Well, he could do three things: eat, watch film and lift weights. He added about 20 pounds of muscle to his upper body — he has been listed at 6 feet 6 inches and 190 pounds — which was a silver lining to an otherwise bleak off-season.
“I think he really enjoyed the process of getting bigger and stronger,” the assistant coach Miles Simon said. “You could tell, because he was always walking around without a shirt on.”
The added bulk has made Ball better on defense this season, Simon said, which is an underrated part of his game. But not having a full, healthy summer was a setback.
“In the N.B.A., there’s a lot of stuff you can do in the off-season where you really get better,” Miles said, “and he hasn’t had that yet.”

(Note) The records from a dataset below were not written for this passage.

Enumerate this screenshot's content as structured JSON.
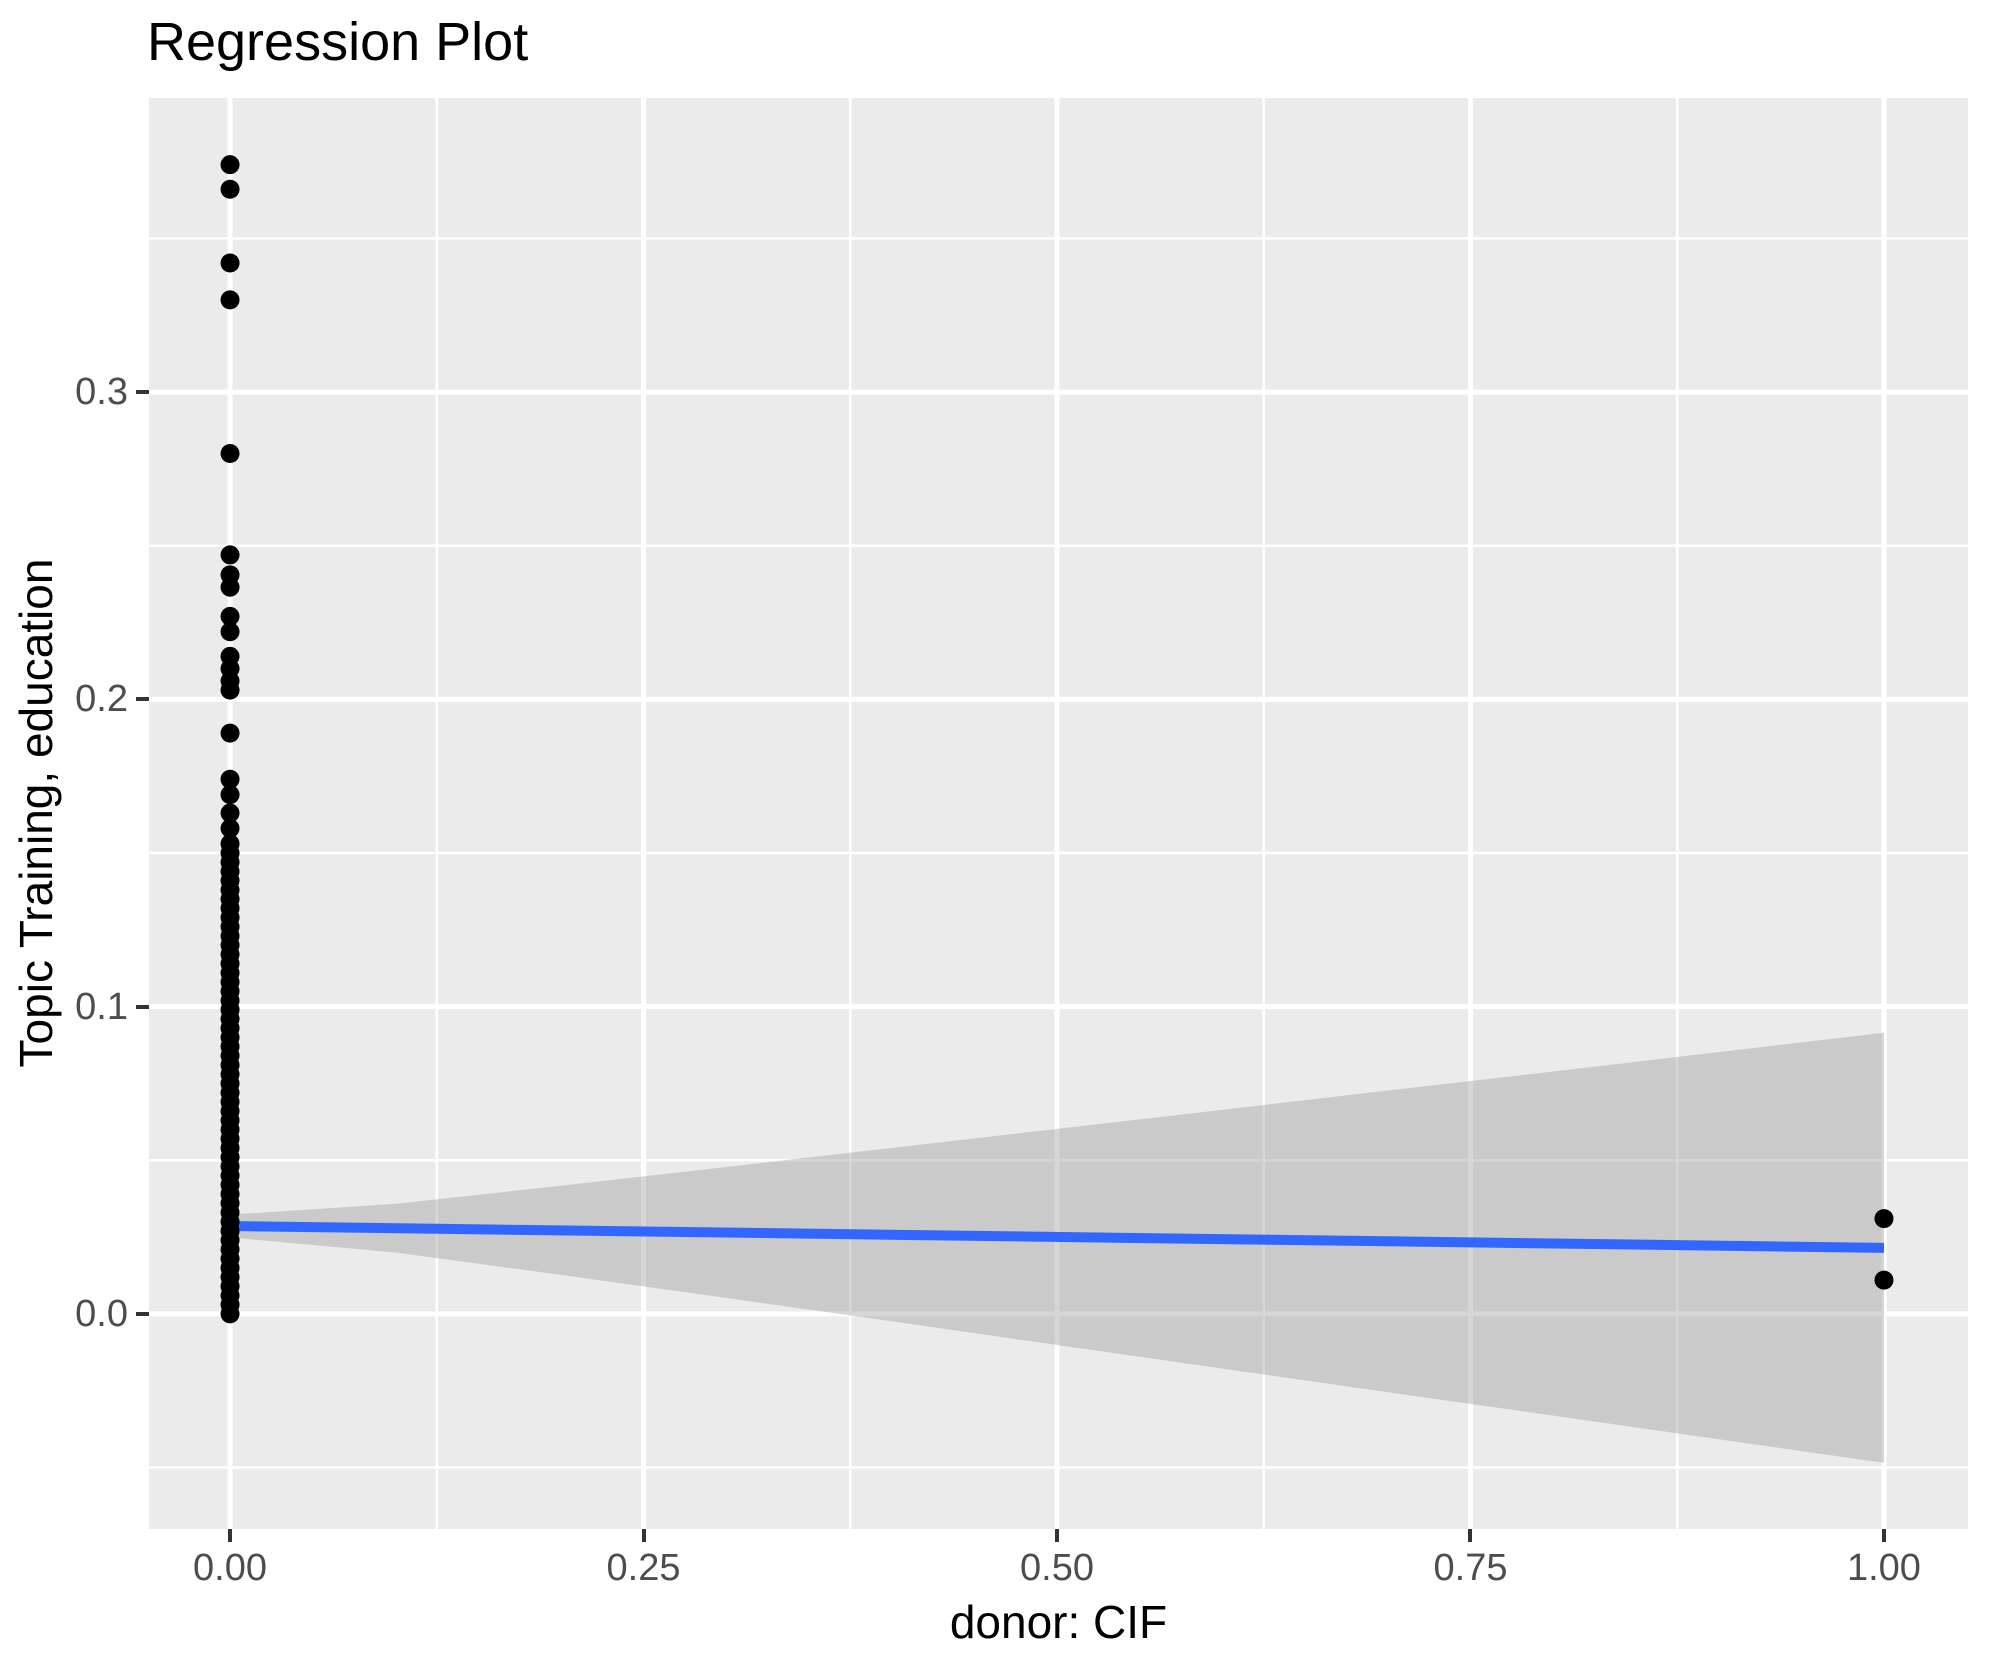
{
  "chart_data": {
    "type": "scatter",
    "title": "Regression Plot",
    "xlabel": "donor: CIF",
    "ylabel": "Topic Training, education",
    "xlim": [
      -0.049,
      1.0508
    ],
    "ylim": [
      -0.07,
      0.3957
    ],
    "x_ticks": {
      "values": [
        0,
        0.25,
        0.5,
        0.75,
        1.0
      ],
      "labels": [
        "0.00",
        "0.25",
        "0.50",
        "0.75",
        "1.00"
      ]
    },
    "y_ticks": {
      "values": [
        0,
        0.1,
        0.2,
        0.3
      ],
      "labels": [
        "0.0",
        "0.1",
        "0.2",
        "0.3"
      ]
    },
    "x_minor": [
      0.125,
      0.375,
      0.625,
      0.875
    ],
    "y_minor": [
      -0.05,
      0.05,
      0.15,
      0.25,
      0.35
    ],
    "grid_on": true,
    "legend": "none",
    "series": {
      "points_x0_distinct": [
        0.374,
        0.366,
        0.342,
        0.33,
        0.28,
        0.247,
        0.2405,
        0.2365,
        0.227,
        0.222,
        0.214,
        0.21,
        0.206,
        0.203,
        0.189,
        0.174,
        0.169,
        0.163,
        0.158,
        0.153
      ],
      "points_x0_dense": [
        0.15,
        0.147,
        0.144,
        0.141,
        0.138,
        0.135,
        0.132,
        0.129,
        0.126,
        0.123,
        0.12,
        0.117,
        0.114,
        0.111,
        0.108,
        0.105,
        0.102,
        0.099,
        0.096,
        0.093,
        0.09,
        0.087,
        0.084,
        0.081,
        0.078,
        0.075,
        0.072,
        0.069,
        0.066,
        0.063,
        0.06,
        0.057,
        0.054,
        0.051,
        0.048,
        0.045,
        0.042,
        0.039,
        0.036,
        0.033,
        0.03,
        0.027,
        0.024,
        0.021,
        0.018,
        0.015,
        0.012,
        0.009,
        0.006,
        0.003,
        0.0
      ],
      "points_x1": [
        0.031,
        0.011
      ]
    },
    "regression_line": {
      "x": [
        0,
        1
      ],
      "y": [
        0.0286,
        0.0215
      ]
    },
    "confidence_band": {
      "x": [
        0.0,
        0.1,
        0.2,
        0.3,
        0.4,
        0.5,
        0.6,
        0.7,
        0.8,
        0.9,
        1.0
      ],
      "upper": [
        0.0323,
        0.0358,
        0.0417,
        0.0478,
        0.054,
        0.0602,
        0.0664,
        0.0727,
        0.0789,
        0.0852,
        0.0915
      ],
      "lower": [
        0.0249,
        0.02,
        0.0127,
        0.0052,
        -0.0024,
        -0.0101,
        -0.0178,
        -0.0255,
        -0.0331,
        -0.0408,
        -0.0485
      ]
    },
    "style": {
      "panel_background": "#EBEBEB",
      "grid_color": "#FFFFFF",
      "major_grid_width": 5,
      "minor_grid_width": 2.5,
      "point_color": "#000000",
      "point_radius": 9.5,
      "line_color": "#3366FF",
      "line_width": 10,
      "band_fill": "#999999",
      "band_opacity": 0.4,
      "tick_label_color": "#4D4D4D",
      "tick_mark_color": "#333333"
    }
  }
}
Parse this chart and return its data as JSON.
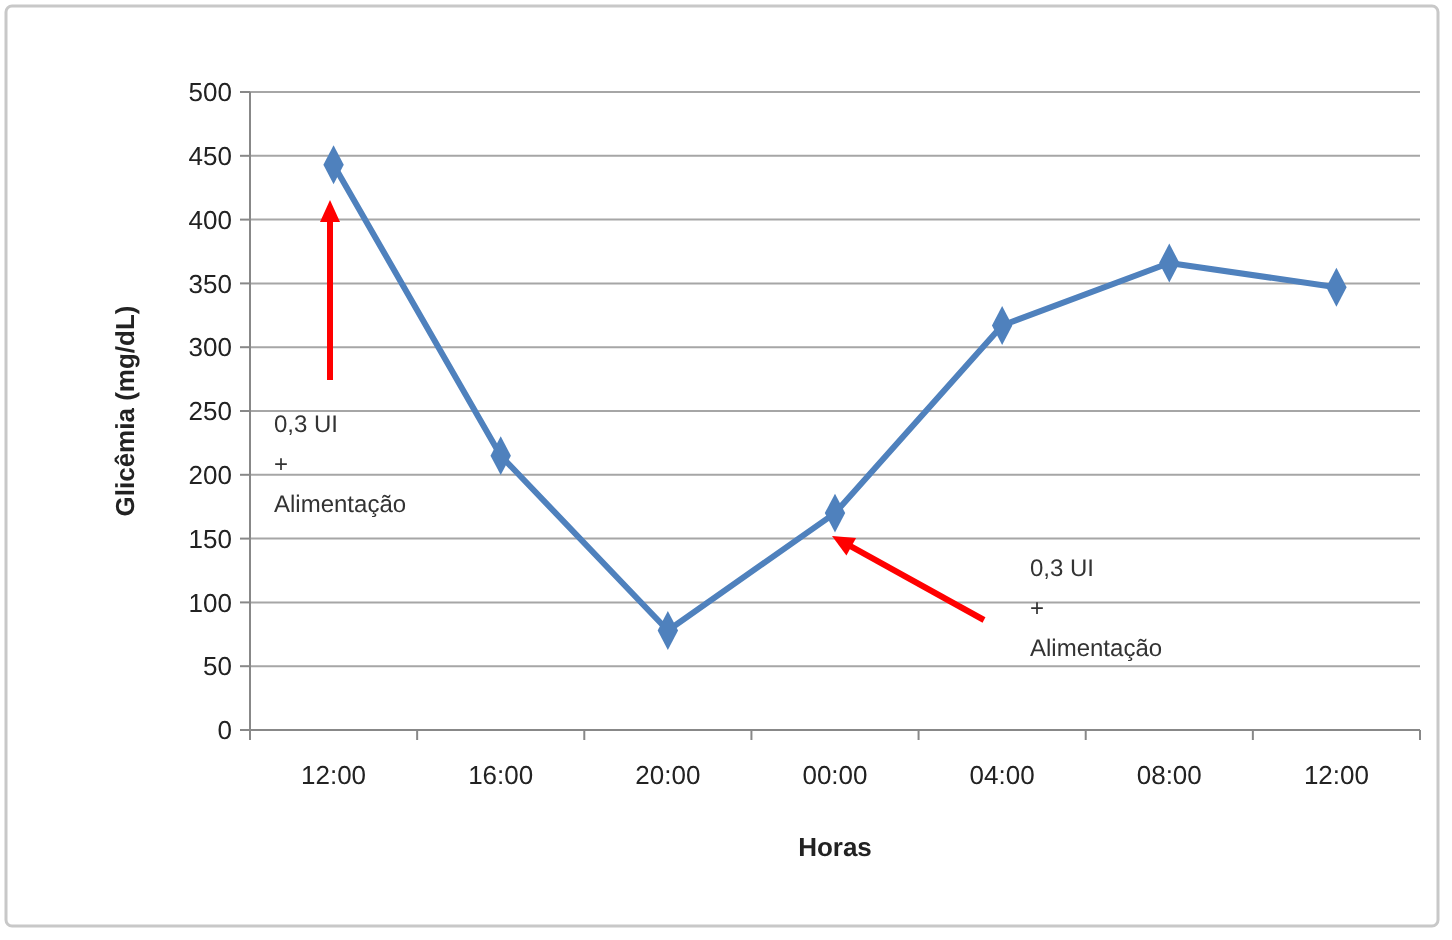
{
  "chart_data": {
    "type": "line",
    "xlabel": "Horas",
    "ylabel": "Glicêmia (mg/dL)",
    "categories": [
      "12:00",
      "16:00",
      "20:00",
      "00:00",
      "04:00",
      "08:00",
      "12:00"
    ],
    "series": [
      {
        "color": "#4f81bd",
        "values": [
          443,
          215,
          78,
          170,
          317,
          366,
          347
        ]
      }
    ],
    "ylim": [
      0,
      500
    ],
    "yticks": [
      0,
      50,
      100,
      150,
      200,
      250,
      300,
      350,
      400,
      450,
      500
    ],
    "grid": "y",
    "marker": "diamond",
    "annotations": [
      "0,3 UI\n+\nAlimentação",
      "0,3 UI\n+\nAlimentação"
    ]
  }
}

Still, the Lakers, who were 19-14 going into the Warriors game, are not necessarily in the long-term growth business, not when James is about to turn 34, in the thick of his prime, and wants to vie for championships soon-ish. Look no further than his comments last week about how much he would love to play with the likes of Anthony Davis, the New Orleans Pelicans’ All-Star center.
As for Ball, James has been supportive of him, full of praise for the young guard in his interactions with the news media and on social media — and that means something, for now.
“LeBron’s one of the best players ever to play the game, so I don’t think he’d lie just because I’m his teammate,” Ball said. “I think he really sees something in me.”